The heterogeneity of today's state-of-the-art computer architectures is confronting application developers with an immense degree of complexity which results from two major challenges. First, developers need to acquire profound knowledge about the programming models or the interaction models associated with each type of heterogeneous system resource to make efficient use thereof. Second, developers must take into account that heterogeneous system resources always need to exchange data with each other in order to work on a problem together. However, this data exchange is always associated with a certain amount of overhead, which is why the amounts of data exchanged should be kept as low as possible.

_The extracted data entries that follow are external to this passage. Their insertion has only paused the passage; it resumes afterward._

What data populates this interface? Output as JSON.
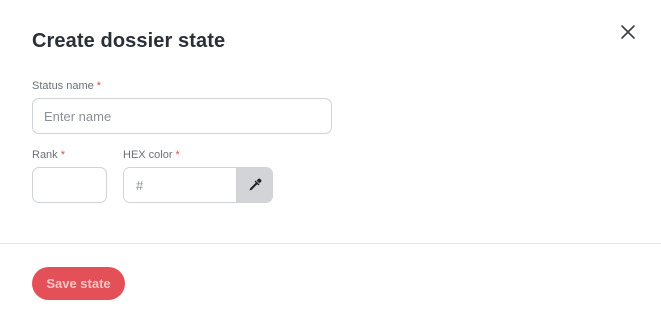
{
  "dialog": {
    "title": "Create dossier state",
    "close_icon": "close-icon"
  },
  "form": {
    "status_name": {
      "label": "Status name",
      "required_marker": "*",
      "value": "",
      "placeholder": "Enter name"
    },
    "rank": {
      "label": "Rank",
      "required_marker": "*",
      "value": "",
      "placeholder": ""
    },
    "hex_color": {
      "label": "HEX color",
      "required_marker": "*",
      "value": "",
      "placeholder": "#",
      "picker_icon": "eyedropper-icon"
    }
  },
  "footer": {
    "save_label": "Save state"
  },
  "colors": {
    "accent": "#e35057",
    "required": "#e04b52",
    "title": "#2b2f36",
    "picker_bg": "#d3d4d8"
  }
}
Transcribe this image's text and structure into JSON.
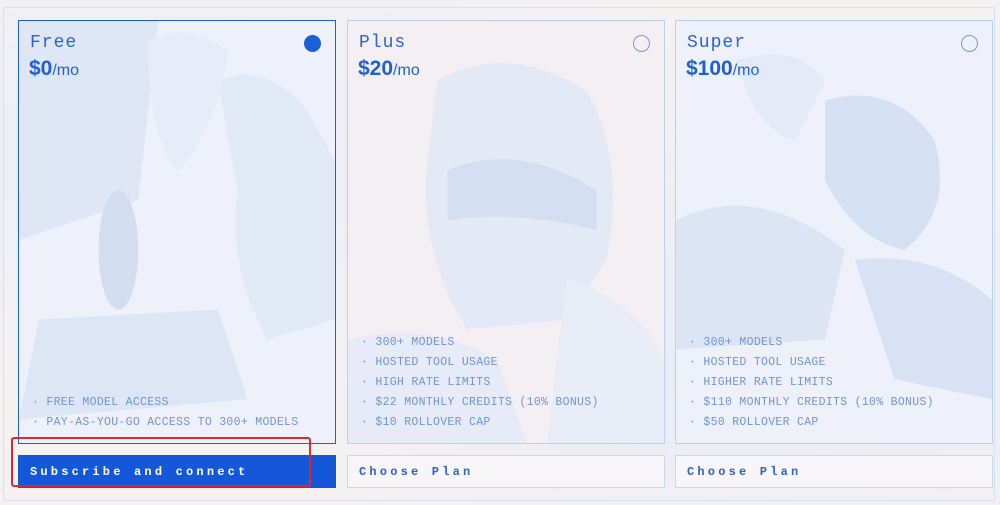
{
  "plans": [
    {
      "name": "Free",
      "price": "$0",
      "unit": "/mo",
      "selected": true,
      "features": [
        "FREE MODEL ACCESS",
        "PAY-AS-YOU-GO ACCESS TO 300+ MODELS"
      ],
      "cta": "Subscribe and connect"
    },
    {
      "name": "Plus",
      "price": "$20",
      "unit": "/mo",
      "selected": false,
      "features": [
        "300+ MODELS",
        "HOSTED TOOL USAGE",
        "HIGH RATE LIMITS",
        "$22 MONTHLY CREDITS (10% BONUS)",
        "$10 ROLLOVER CAP"
      ],
      "cta": "Choose Plan"
    },
    {
      "name": "Super",
      "price": "$100",
      "unit": "/mo",
      "selected": false,
      "features": [
        "300+ MODELS",
        "HOSTED TOOL USAGE",
        "HIGHER RATE LIMITS",
        "$110 MONTHLY CREDITS (10% BONUS)",
        "$50 ROLLOVER CAP"
      ],
      "cta": "Choose Plan"
    }
  ],
  "colors": {
    "accent": "#1457d9",
    "text": "#2a63d4",
    "muted": "#7393d0",
    "highlight": "#e0262f"
  }
}
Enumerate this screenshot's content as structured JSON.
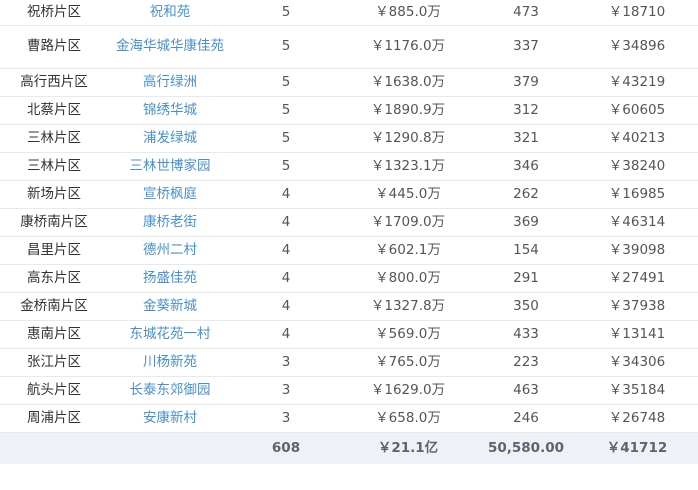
{
  "rows": [
    {
      "district": "祝桥片区",
      "community": "祝和苑",
      "count": "5",
      "price": "￥885.0万",
      "area": "473",
      "unit_price": "￥18710"
    },
    {
      "district": "曹路片区",
      "community": "金海华城华康佳苑",
      "count": "5",
      "price": "￥1176.0万",
      "area": "337",
      "unit_price": "￥34896"
    },
    {
      "district": "高行西片区",
      "community": "高行绿洲",
      "count": "5",
      "price": "￥1638.0万",
      "area": "379",
      "unit_price": "￥43219"
    },
    {
      "district": "北蔡片区",
      "community": "锦绣华城",
      "count": "5",
      "price": "￥1890.9万",
      "area": "312",
      "unit_price": "￥60605"
    },
    {
      "district": "三林片区",
      "community": "浦发绿城",
      "count": "5",
      "price": "￥1290.8万",
      "area": "321",
      "unit_price": "￥40213"
    },
    {
      "district": "三林片区",
      "community": "三林世博家园",
      "count": "5",
      "price": "￥1323.1万",
      "area": "346",
      "unit_price": "￥38240"
    },
    {
      "district": "新场片区",
      "community": "宣桥枫庭",
      "count": "4",
      "price": "￥445.0万",
      "area": "262",
      "unit_price": "￥16985"
    },
    {
      "district": "康桥南片区",
      "community": "康桥老街",
      "count": "4",
      "price": "￥1709.0万",
      "area": "369",
      "unit_price": "￥46314"
    },
    {
      "district": "昌里片区",
      "community": "德州二村",
      "count": "4",
      "price": "￥602.1万",
      "area": "154",
      "unit_price": "￥39098"
    },
    {
      "district": "高东片区",
      "community": "扬盛佳苑",
      "count": "4",
      "price": "￥800.0万",
      "area": "291",
      "unit_price": "￥27491"
    },
    {
      "district": "金桥南片区",
      "community": "金葵新城",
      "count": "4",
      "price": "￥1327.8万",
      "area": "350",
      "unit_price": "￥37938"
    },
    {
      "district": "惠南片区",
      "community": "东城花苑一村",
      "count": "4",
      "price": "￥569.0万",
      "area": "433",
      "unit_price": "￥13141"
    },
    {
      "district": "张江片区",
      "community": "川杨新苑",
      "count": "3",
      "price": "￥765.0万",
      "area": "223",
      "unit_price": "￥34306"
    },
    {
      "district": "航头片区",
      "community": "长泰东郊御园",
      "count": "3",
      "price": "￥1629.0万",
      "area": "463",
      "unit_price": "￥35184"
    },
    {
      "district": "周浦片区",
      "community": "安康新村",
      "count": "3",
      "price": "￥658.0万",
      "area": "246",
      "unit_price": "￥26748"
    }
  ],
  "totals": {
    "district": "",
    "community": "",
    "count": "608",
    "price": "￥21.1亿",
    "area": "50,580.00",
    "unit_price": "￥41712"
  }
}
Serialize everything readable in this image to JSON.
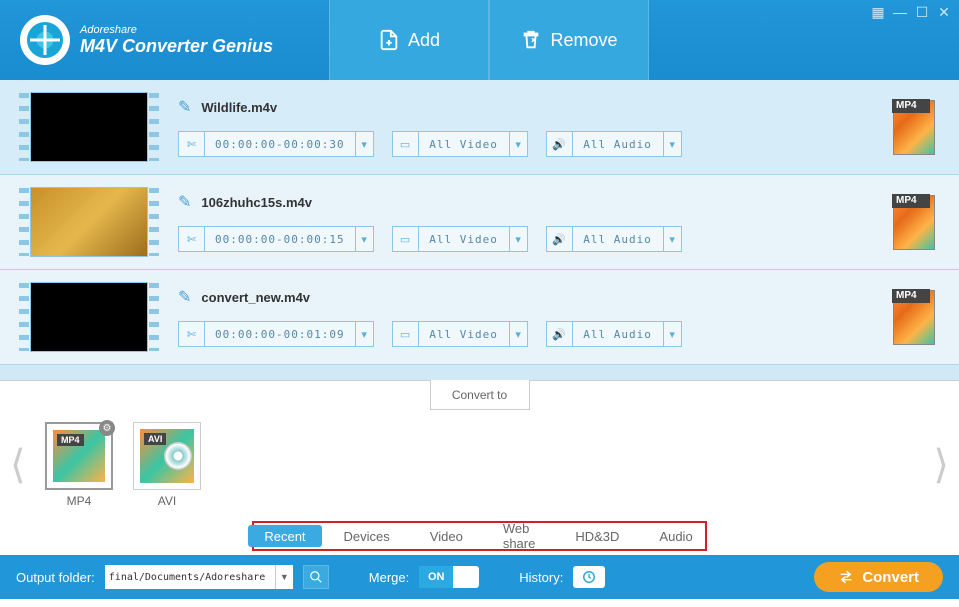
{
  "header": {
    "brand": "Adoreshare",
    "product": "M4V Converter Genius",
    "add_label": "Add",
    "remove_label": "Remove"
  },
  "files": [
    {
      "name": "Wildlife.m4v",
      "trim": "00:00:00-00:00:30",
      "video": "All Video",
      "audio": "All Audio",
      "format": "MP4",
      "thumb": "black",
      "selected": true
    },
    {
      "name": "106zhuhc15s.m4v",
      "trim": "00:00:00-00:00:15",
      "video": "All Video",
      "audio": "All Audio",
      "format": "MP4",
      "thumb": "gold",
      "selected": false
    },
    {
      "name": "convert_new.m4v",
      "trim": "00:00:00-00:01:09",
      "video": "All Video",
      "audio": "All Audio",
      "format": "MP4",
      "thumb": "black",
      "selected": false
    }
  ],
  "convert_to_label": "Convert to",
  "formats": [
    {
      "code": "MP4",
      "caption": "MP4",
      "active": true
    },
    {
      "code": "AVI",
      "caption": "AVI",
      "active": false
    }
  ],
  "categories": [
    "Recent",
    "Devices",
    "Video",
    "Web share",
    "HD&3D",
    "Audio"
  ],
  "active_category": "Recent",
  "footer": {
    "output_label": "Output folder:",
    "output_path": "final/Documents/Adoreshare",
    "merge_label": "Merge:",
    "merge_state": "ON",
    "history_label": "History:",
    "convert_label": "Convert"
  }
}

This thesis proposes three programming abstractions to lessen the burdens imposed by these major challenges with the goal of making heterogeneous system resources accessible to a wider range of application developers. The lib842 compression library provides the first method for accessing the compression and decompression facilities of the NX-842 on-chip compression accelerator available in IBM Power Central Processing Units (CPUs) from user space applications running on Linux. Addressing application development of scale-out GPU workloads, the CloudCL framework makes the resources of GPU clusters more accessible by hiding many aspects of distributed computing while enabling application developers to focus on the aspects of the data parallel programming model associated with GPUs. Furthermore, CloudCL is augmented with transparent data compression facilities based on the lib842 library in order to improve the efficiency of data transfers among cluster nodes. The improved data transfer efficiency provided by the integration of transparent data compression yields performance improvements ranging between 1.11x and 2.07x across four data-intensive scale-out GPU workloads. To investigate the impact of programming abstractions for data placement in Non-Uniform Memory Access (NUMA) systems, a comprehensive evaluation of the PGASUS framework for NUMA-aware C++ application development is conducted. On a wide range of test systems, the evaluation demonstrates that PGASUS does not only improve the developer experience across all workloads, but that it is also capable of outperforming NUMA-agnostic implementations with average performance improvements of 1.56x.
Based on these programming abstractions, this thesis demonstrates that by providing a sufficient degree of abstraction, the accessibility of heterogeneous system resources can be improved for application developers without occluding performance-critical properties of the underlying hardware.